Écrit le jeudi 8 juin à Navi Mumbai

C’est donc mardi que mon travail de volontaire a enfin débuté.

Je suis d’abord allée déjeuner avec Marine et Erika, une stagiaire péruvienne de 27 ans qui a démissionné pour faire un grand voyage de 7 mois, entre New York et l’Asie du Sud. On décide de tester la cantine universitaire du Pillai College, dont fait partie l’auberge dans laquelle on réside. Je prends un Chapati : des galettes fines avec deux sortes de mélanges de légumes et d’épices.
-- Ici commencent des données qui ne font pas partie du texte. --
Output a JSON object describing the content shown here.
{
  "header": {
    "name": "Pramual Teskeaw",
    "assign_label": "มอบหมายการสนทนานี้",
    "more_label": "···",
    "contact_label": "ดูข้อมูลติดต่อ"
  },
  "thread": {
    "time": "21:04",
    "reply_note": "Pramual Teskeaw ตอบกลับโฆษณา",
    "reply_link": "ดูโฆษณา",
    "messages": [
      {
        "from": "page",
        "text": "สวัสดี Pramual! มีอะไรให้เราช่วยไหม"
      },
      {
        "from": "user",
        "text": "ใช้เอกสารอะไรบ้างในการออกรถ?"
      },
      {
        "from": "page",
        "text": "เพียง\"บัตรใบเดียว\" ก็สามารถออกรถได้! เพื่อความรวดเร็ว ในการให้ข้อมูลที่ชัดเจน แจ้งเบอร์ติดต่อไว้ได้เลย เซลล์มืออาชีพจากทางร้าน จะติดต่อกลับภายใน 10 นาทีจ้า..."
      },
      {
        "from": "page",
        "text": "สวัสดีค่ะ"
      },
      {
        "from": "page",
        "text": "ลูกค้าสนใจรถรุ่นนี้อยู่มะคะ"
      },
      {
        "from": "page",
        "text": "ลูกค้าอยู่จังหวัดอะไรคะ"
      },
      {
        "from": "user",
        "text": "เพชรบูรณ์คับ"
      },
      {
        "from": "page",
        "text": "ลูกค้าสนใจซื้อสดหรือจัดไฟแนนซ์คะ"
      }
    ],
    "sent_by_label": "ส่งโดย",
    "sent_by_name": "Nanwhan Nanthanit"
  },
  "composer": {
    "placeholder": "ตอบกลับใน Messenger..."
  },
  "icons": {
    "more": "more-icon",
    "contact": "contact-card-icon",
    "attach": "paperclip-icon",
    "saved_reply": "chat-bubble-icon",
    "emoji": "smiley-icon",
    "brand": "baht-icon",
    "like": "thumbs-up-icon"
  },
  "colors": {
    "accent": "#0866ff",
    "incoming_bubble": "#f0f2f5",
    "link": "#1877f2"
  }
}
Il y a aussi une cuillerée de sauce piquante à laquelle je ne touche évidemment pas  : en France, j’aime beaucoup la cuisine épicée, mais ici un plat « non spicy » m’enflamme déjà la bouche…

On prend ensuite le train pour descendre à Belapur. C’est un quartier assez moderne et récent qui a des airs américains et dans lequel se trouve un CBD (Central Business District, encore merci aux cours de géo). Je monte alors pour la première fois dans ce que les touristes appellent un tuck-tuck mais qui se nomme officiellement un rickshaw. En fait c’est exactement comme une moto à laquelle on ajoute une roue à l’arrière, un toit et un petit banc pour les passagers. Le moteur couine ; on manque de renverser une petite dizaine de piétons en 5mins. Le rickshaw nous dépose devant le portail du Maruti Paradise, un complexe d’immeubles dans lequel vit Sarika Gupta, la fondatrice de l’ONG « Safe n’ Happy Periods » pour laquelle nous sommes bénévoles. On travaille depuis son appartement car elle a un air conditionné efficace, contrairement à celui de notre hostel.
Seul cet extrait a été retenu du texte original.